OSMANLI MUTFAĞI'NDA MOLA VERİN
Oradan çavdar sapı ile tablolar yapan Sabahattin Turgut'un atölyesine; ardından Narince köyündeki, kirişleri ve tavanı bir çiçek bahçesi gibi boyanmış Abide Hatun Camii'ne götürürdük. Sonra Sultaniye Medresesi'nin giriş kapısı üzerine dikilmiş saat kulesiyle saatlerimizi ayar eder, oradan Bedesten'e dalardık.

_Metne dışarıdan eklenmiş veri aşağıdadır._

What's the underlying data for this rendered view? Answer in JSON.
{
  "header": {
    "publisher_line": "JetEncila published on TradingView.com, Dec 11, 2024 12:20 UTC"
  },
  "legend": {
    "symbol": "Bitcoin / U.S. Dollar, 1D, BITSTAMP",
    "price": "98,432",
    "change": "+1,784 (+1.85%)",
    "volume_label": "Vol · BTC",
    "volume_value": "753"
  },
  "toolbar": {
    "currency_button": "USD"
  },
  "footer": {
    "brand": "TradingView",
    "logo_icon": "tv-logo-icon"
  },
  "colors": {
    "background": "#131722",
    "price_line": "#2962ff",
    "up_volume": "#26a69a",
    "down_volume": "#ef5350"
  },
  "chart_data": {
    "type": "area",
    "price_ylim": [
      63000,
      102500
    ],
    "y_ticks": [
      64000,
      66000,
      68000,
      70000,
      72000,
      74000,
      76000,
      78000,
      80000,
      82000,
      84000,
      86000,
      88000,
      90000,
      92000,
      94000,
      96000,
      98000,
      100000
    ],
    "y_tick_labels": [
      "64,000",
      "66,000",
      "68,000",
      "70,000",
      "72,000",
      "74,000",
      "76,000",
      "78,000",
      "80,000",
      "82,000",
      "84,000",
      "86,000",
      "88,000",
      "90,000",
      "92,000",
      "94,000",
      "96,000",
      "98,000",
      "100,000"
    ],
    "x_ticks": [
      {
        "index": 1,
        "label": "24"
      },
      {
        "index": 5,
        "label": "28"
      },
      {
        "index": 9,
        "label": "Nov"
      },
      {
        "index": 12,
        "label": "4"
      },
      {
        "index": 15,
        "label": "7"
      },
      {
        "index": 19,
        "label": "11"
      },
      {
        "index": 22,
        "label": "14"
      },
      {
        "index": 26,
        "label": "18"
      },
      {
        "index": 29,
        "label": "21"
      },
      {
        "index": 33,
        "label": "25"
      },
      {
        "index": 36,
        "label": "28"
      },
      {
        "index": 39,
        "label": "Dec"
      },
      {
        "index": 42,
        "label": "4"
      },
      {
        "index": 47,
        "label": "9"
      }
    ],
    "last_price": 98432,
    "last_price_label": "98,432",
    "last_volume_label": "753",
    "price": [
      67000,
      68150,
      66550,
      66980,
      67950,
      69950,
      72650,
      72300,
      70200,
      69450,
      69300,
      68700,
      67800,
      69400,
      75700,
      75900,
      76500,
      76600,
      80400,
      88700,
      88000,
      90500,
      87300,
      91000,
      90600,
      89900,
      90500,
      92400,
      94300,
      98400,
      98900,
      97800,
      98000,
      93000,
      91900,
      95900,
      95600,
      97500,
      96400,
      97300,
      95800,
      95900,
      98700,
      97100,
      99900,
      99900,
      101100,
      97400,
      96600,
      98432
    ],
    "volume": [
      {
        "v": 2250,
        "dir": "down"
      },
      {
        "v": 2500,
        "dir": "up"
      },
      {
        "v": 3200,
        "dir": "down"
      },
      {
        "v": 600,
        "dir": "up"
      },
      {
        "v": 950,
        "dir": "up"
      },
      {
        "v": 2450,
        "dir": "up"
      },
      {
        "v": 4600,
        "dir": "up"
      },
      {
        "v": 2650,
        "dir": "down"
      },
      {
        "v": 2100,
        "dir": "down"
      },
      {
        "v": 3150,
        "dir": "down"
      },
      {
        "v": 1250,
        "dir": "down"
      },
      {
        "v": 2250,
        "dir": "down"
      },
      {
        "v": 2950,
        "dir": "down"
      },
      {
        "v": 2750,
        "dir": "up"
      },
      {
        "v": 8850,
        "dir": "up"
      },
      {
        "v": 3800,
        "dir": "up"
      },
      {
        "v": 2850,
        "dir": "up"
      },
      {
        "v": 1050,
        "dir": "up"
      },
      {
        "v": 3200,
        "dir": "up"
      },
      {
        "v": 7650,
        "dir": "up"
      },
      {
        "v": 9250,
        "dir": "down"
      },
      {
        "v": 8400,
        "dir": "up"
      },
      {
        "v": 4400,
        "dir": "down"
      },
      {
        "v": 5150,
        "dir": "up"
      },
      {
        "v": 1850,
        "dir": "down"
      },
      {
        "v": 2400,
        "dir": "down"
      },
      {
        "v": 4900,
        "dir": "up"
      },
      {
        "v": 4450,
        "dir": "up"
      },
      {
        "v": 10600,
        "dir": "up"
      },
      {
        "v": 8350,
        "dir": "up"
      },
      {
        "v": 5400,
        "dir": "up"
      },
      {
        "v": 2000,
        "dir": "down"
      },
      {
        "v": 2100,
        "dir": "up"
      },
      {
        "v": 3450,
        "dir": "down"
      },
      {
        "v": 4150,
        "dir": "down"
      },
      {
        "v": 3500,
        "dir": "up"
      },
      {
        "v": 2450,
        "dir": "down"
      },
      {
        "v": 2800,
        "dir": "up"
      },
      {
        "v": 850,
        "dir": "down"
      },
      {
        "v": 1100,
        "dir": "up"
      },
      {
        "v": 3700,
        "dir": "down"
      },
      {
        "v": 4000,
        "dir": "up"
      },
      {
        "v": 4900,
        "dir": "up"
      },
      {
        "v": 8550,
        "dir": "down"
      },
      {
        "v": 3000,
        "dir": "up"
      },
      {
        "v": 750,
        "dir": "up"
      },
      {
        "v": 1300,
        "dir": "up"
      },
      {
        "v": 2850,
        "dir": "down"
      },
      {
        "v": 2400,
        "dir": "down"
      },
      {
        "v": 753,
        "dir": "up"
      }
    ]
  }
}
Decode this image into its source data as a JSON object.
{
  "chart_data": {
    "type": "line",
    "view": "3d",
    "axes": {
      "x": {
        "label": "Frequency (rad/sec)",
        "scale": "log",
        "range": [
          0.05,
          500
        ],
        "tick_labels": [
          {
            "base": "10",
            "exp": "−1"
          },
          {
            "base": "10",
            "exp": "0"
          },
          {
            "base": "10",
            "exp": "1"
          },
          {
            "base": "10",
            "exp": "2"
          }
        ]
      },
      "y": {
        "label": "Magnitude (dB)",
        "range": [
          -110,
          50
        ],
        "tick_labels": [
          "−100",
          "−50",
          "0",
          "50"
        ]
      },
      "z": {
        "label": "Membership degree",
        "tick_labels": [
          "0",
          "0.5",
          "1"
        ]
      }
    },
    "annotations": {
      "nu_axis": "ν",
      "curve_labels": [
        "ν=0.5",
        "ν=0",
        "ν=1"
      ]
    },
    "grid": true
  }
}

Amasya'dan muhteşem fotoğraflar
Yemek molamızı Bedesten Osmanlı Mutfağı'nda verir, önce bir keklik çorbası içer, ardından bir Hürrem şerbeti yudumlayıp "Börek-i Makiyan-ı Hassa" yerdik.
YÖRESEL TATLARI TADIN
Ünlü oyun yazarı lezzetin kaynağını merak ederse, böreğin yufkasının nasıl açıldığını ve içine beyaz lahana, soğan, nane, kuş üzümü ve baharatların nasıl eklendiğini tarif ederdik. Ama onu en çok etkileyen şey, bir "gürz"ün üzerine takılan etlerle yapılan "topuz kebabı" olurdu.
Shakespeare masadan merakla kalkıp nasıl hazırlandığını görmek için mutfağa giderken; çevre illerden, hatta uzaklardan bu özel kebabı yemek için Merzifon'a gelenler olduğunu fısıldardık kulağına. Hatta Amasya yoluna düşmeden önce balkabağı tatlısından da ikram ederdik.